Страница 14 из 27
— Сиди, говорит, тебе после войны еще техникум кончать.
А у самого голос дрожит. Поднялся у них спор. Ерохин говорит:
— Ну куда ты рвешься? «Кукушку» послушать не терпится?
— А я ее сниму, — смеется Юра.
— Сперва ее надо увидеть, — говорит Ерохин.
— А она сама себя покажет.
Тут снова пришлось мне ввязаться.
— Я, говорю, с Юрой сам пойду для страховки, а ты, говорю, сиди у аппарата.
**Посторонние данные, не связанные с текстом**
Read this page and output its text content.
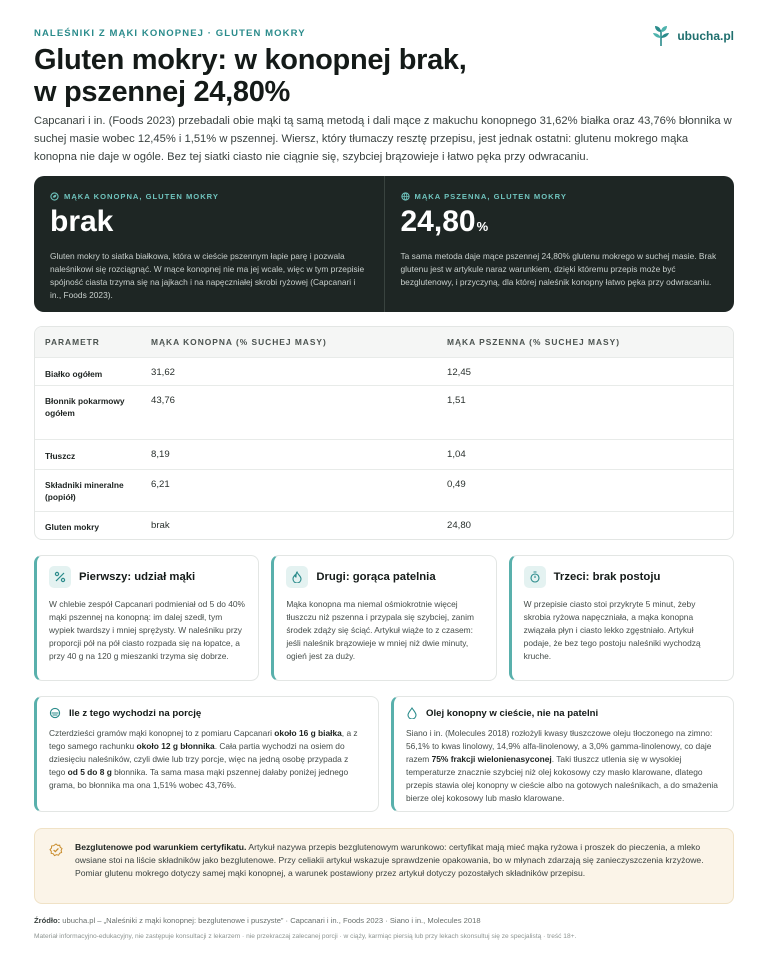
NALEŚNIKI Z MĄKI KONOPNEJ · GLUTEN MOKRY	ubucha.pl
Gluten mokry: w konopnej brak,
w pszennej 24,80%

Capcanari i in. (Foods 2023) przebadali obie mąki tą samą metodą i dali mące z makuchu konopnego 31,62% białka oraz 43,76% błonnika w suchej masie wobec 12,45% i 1,51% w pszennej. Wiersz, który tłumaczy resztę przepisu, jest jednak ostatni: glutenu mokrego mąka konopna nie daje w ogóle. Bez tej siatki ciasto nie ciągnie się, szybciej brązowieje i łatwo pęka przy odwracaniu.

MĄKA KONOPNA, GLUTEN MOKRY
brak

Gluten mokry to siatka białkowa, która w cieście pszennym łapie parę i pozwala naleśnikowi się rozciągnąć. W mące konopnej nie ma jej wcale, więc w tym przepisie spójność ciasta trzyma się na jajkach i na napęczniałej skrobi ryżowej (Capcanari i in., Foods 2023).

MĄKA PSZENNA, GLUTEN MOKRY
24,80%

Ta sama metoda daje mące pszennej 24,80% glutenu mokrego w suchej masie. Brak glutenu jest w artykule naraz warunkiem, dzięki któremu przepis może być bezglutenowy, i przyczyną, dla której naleśnik konopny łatwo pęka przy odwracaniu.

PARAMETR	MĄKA KONOPNA (% SUCHEJ MASY)	MĄKA PSZENNA (% SUCHEJ MASY)
Białko ogółem	31,62	12,45
Błonnik pokarmowy ogółem	43,76	1,51
Tłuszcz	8,19	1,04
Składniki mineralne (popiół)	6,21	0,49
Gluten mokry	brak	24,80
Pierwszy: udział mąki

W chlebie zespół Capcanari podmieniał od 5 do 40% mąki pszennej na konopną: im dalej szedł, tym wypiek twardszy i mniej sprężysty. W naleśniku przy proporcji pół na pół ciasto rozpada się na łopatce, a przy 40 g na 120 g mieszanki trzyma się dobrze.

Drugi: gorąca patelnia

Mąka konopna ma niemal ośmiokrotnie więcej tłuszczu niż pszenna i przypala się szybciej, zanim środek zdąży się ściąć. Artykuł wiąże to z czasem: jeśli naleśnik brązowieje w mniej niż dwie minuty, ogień jest za duży.

Trzeci: brak postoju

W przepisie ciasto stoi przykryte 5 minut, żeby skrobia ryżowa napęczniała, a mąka konopna związała płyn i ciasto lekko zgęstniało. Artykuł podaje, że bez tego postoju naleśniki wychodzą kruche.

Ile z tego wychodzi na porcję

Czterdzieści gramów mąki konopnej to z pomiaru Capcanari około 16 g białka, a z tego samego rachunku około 12 g błonnika. Cała partia wychodzi na osiem do dziesięciu naleśników, czyli dwie lub trzy porcje, więc na jedną osobę przypada z tego od 5 do 8 g błonnika. Ta sama masa mąki pszennej dałaby poniżej jednego grama, bo błonnika ma ona 1,51% wobec 43,76%.

Olej konopny w cieście, nie na patelni

Siano i in. (Molecules 2018) rozłożyli kwasy tłuszczowe oleju tłoczonego na zimno: 56,1% to kwas linolowy, 14,9% alfa-linolenowy, a 3,0% gamma-linolenowy, co daje razem 75% frakcji wielonienasyconej. Taki tłuszcz utlenia się w wysokiej temperaturze znacznie szybciej niż olej kokosowy czy masło klarowane, dlatego przepis stawia olej konopny w cieście albo na gotowych naleśnikach, a do smażenia bierze olej kokosowy lub masło klarowane.

Bezglutenowe pod warunkiem certyfikatu. Artykuł nazywa przepis bezglutenowym warunkowo: certyfikat mają mieć mąka ryżowa i proszek do pieczenia, a mleko owsiane stoi na liście składników jako bezglutenowe. Przy celiakii artykuł wskazuje sprawdzenie opakowania, bo w młynach zdarzają się zanieczyszczenia krzyżowe. Pomiar glutenu mokrego dotyczy samej mąki konopnej, a warunek postawiony przez artykuł dotyczy pozostałych składników przepisu.

Źródło: ubucha.pl – „Naleśniki z mąki konopnej: bezglutenowe i puszyste” · Capcanari i in., Foods 2023 · Siano i in., Molecules 2018

Materiał informacyjno-edukacyjny, nie zastępuje konsultacji z lekarzem · nie przekraczaj zalecanej porcji · w ciąży, karmiąc piersią lub przy lekach skonsultuj się ze specjalistą · treść 18+.
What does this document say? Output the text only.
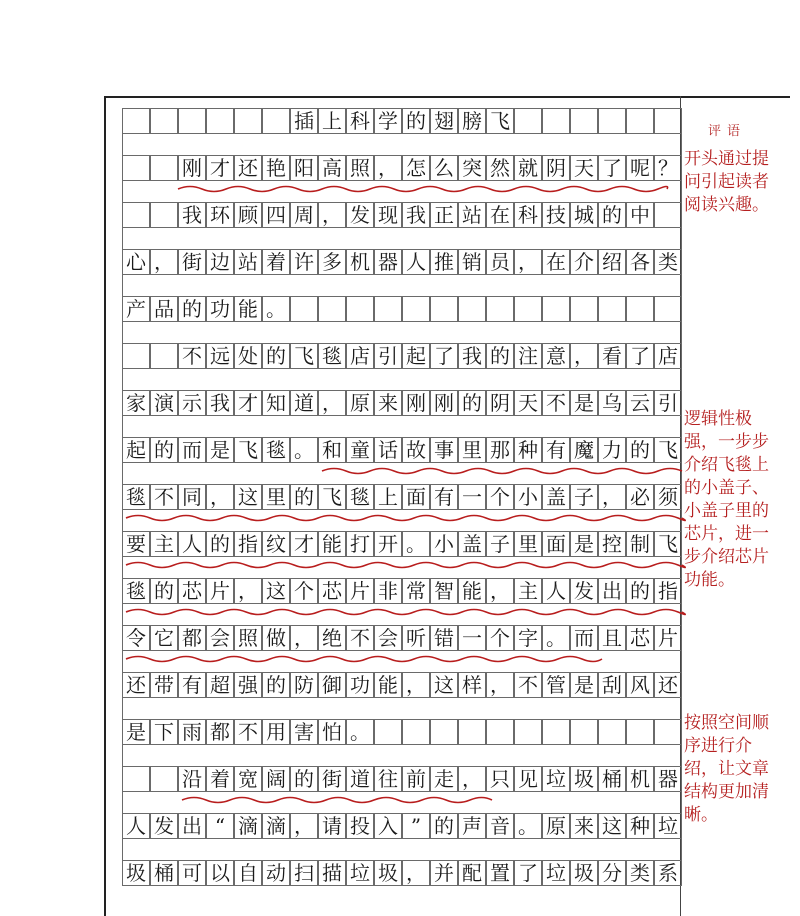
插 上 科 学 的 翅 膀 飞
刚 才 还 艳 阳 高 照 ， 怎 么 突 然 就 阴 天 了 呢 ？
我 环 顾 四 周 ， 发 现 我 正 站 在 科 技 城 的 中
心 ， 街 边 站 着 许 多 机 器 人 推 销 员 ， 在 介 绍 各 类
产 品 的 功 能 。
不 远 处 的 飞 毯 店 引 起 了 我 的 注 意 ， 看 了 店
家 演 示 我 才 知 道 ， 原 来 刚 刚 的 阴 天 不 是 乌 云 引
起 的 而 是 飞 毯 。 和 童 话 故 事 里 那 种 有 魔 力 的 飞
毯 不 同 ， 这 里 的 飞 毯 上 面 有 一 个 小 盖 子 ， 必 须
要 主 人 的 指 纹 才 能 打 开 。 小 盖 子 里 面 是 控 制 飞
毯 的 芯 片 ， 这 个 芯 片 非 常 智 能 ， 主 人 发 出 的 指
令 它 都 会 照 做 ， 绝 不 会 听 错 一 个 字 。 而 且 芯 片
还 带 有 超 强 的 防 御 功 能 ， 这 样 ， 不 管 是 刮 风 还
是 下 雨 都 不 用 害 怕 。
沿 着 宽 阔 的 街 道 往 前 走 ， 只 见 垃 圾 桶 机 器
人 发 出 “ 滴 滴 ， 请 投 入 ” 的 声 音 。 原 来 这 种 垃
圾 桶 可 以 自 动 扫 描 垃 圾 ， 并 配 置 了 垃 圾 分 类 系
评语
开头通过提问引起读者阅读兴趣。
逻辑性极强，一步步介绍飞毯上的小盖子、小盖子里的芯片，进一步介绍芯片功能。
按照空间顺序进行介绍，让文章结构更加清晰。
Ну, Ерохин поспорил и отступился. Пошли мы с Юрой. И вижу: идет он вдоль линии и дергает провод. Пройдет немного, встанет и дернет тихонечко на себя. Я сперва не понял, в чем дело, а потом догадался. Глядите, какой хитрый студент, а? Как слабину рукой почует, значит, обрыв близко. А раз обрыв близко — тут где-нибудь и «кукушка» сидит. Пробирается он лесом, подергивает провод, ровно леску на рыбалке, а я за ним. Долго шли, тихонько. Мне это дело даже надоедать стало. Вдруг он остановился, поднял руку — стой, мол, обрыв близко. Повернули мы обратно, прошли километр, потом перешли на другую сторону дороги и другой стороной, лесом, воротились опять к тому же месту. Залегли за стволами, смотрим по верхам. Вокруг все елки невысокие, на такие елки «кукушки» не лазают. А вот две сосны, одна поближе, другая подальше, глядели подозрительно; на одной из них он и засел, наверное, а на какой — не видать. Можно бы стрельбой проверить, но открывать огонь на авось опасно: он там тоже не с палкой сидит.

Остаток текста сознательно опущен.